Several weeks after that I was standing in maroon women’s yoga pants on stage singing a solo about the springtime in front of 400 people I had never seen before.
And here I am again, in front of hundreds of people, some of whom I don’t yet know by name. How am I prepared for this? How could anyone be prepared for this? As we have learned from our teachers, this role of murshid, or murshida, is not something one consciously prepares for.Murshida always had an intuition for asking whatever she asked of us, and the reasons always became clear.
I never had special private meetings with Murshida over the years. We did not have one-on-one talks about what it means to be a murshid, because for years she has been telling all of us what it means to be a murshid. She has been telling all of us what spiritual unfolding looks like.

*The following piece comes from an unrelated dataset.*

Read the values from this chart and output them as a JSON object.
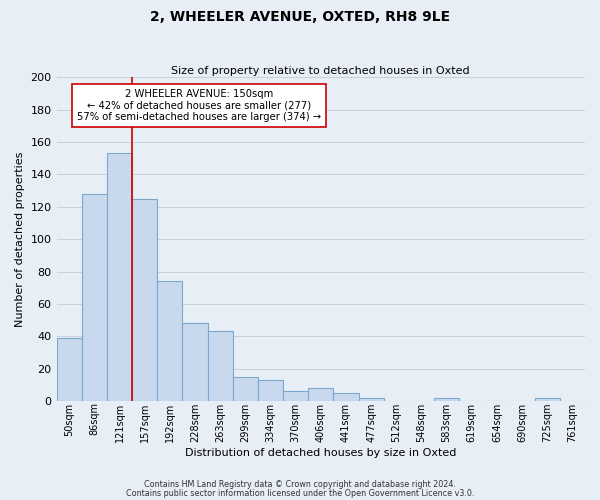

She knew we were prepared to hear those messages…we were prepared to read the Upasni Maharaj biography. We were prepared to hear her Youpon Dunes talks: the most important talks we will ever hear. The thing about descendent spiritualty is that it’s not at all what you expect it to be. That night on stage, in front of 400 people I had just seen for the first time, I began, bit by bit, to surrender and let the gracelight lead me forward.
Assisi
One of my early conscious encounters with Meher Baba’s divine force was in Assisi. I was 19 and traveling with my family. After a long series of “happenings” which we don’t have time discuss tonight, I had come into a copy of Murshid Jim’s travel guides to Italy, received through a Sufi friend.
Although I didn’t know words like murshid or sufi at the time, I did have an old green copy of volume one the Discourses, so I had a sense of who Meher Baba was and was compelled by Him at some level.
I was also attempting to go to each location in Murshid Jim’s guides. They were like these great secret books with loads of secret knowledge, and no one knew about them but me. I wanted to follow them to the T.
My family was staying over three hours away from Assisi, but I convinced my father to drive me there. He was a good sport, happy to indulge the whims of his son and to get to spend a day with him before he left for college. However, as we approached the city walls, I said, “Dad, I need the day alone; I will see you back at the car at five.” This good and kind man, who was an unconscious student of Murshida’s, quizzically looked at me, and in his subtle Arkansan accent said “Ok, Walk. See you then.”
Following Murshid Jim’s guide, I made my way up the mile-long mountain road to Francis’s hermitage, nestled deep in an old-growth forest. The aim: finding Meher Baba’s Cave, which is funny, because I didn’t even know what it meant to be “Meher Baba’s cave”, I just knew it was in the guide.
As I walked into those enchanted woods, I was suddenly overcome with a kind of bliss I had never experienced before and would not experience again until many years later.
I don’t have the language for this feeling. The word “bliss” feels entirely inadequate.
Perhaps we can call it a conscious experience of the gracelight, of that.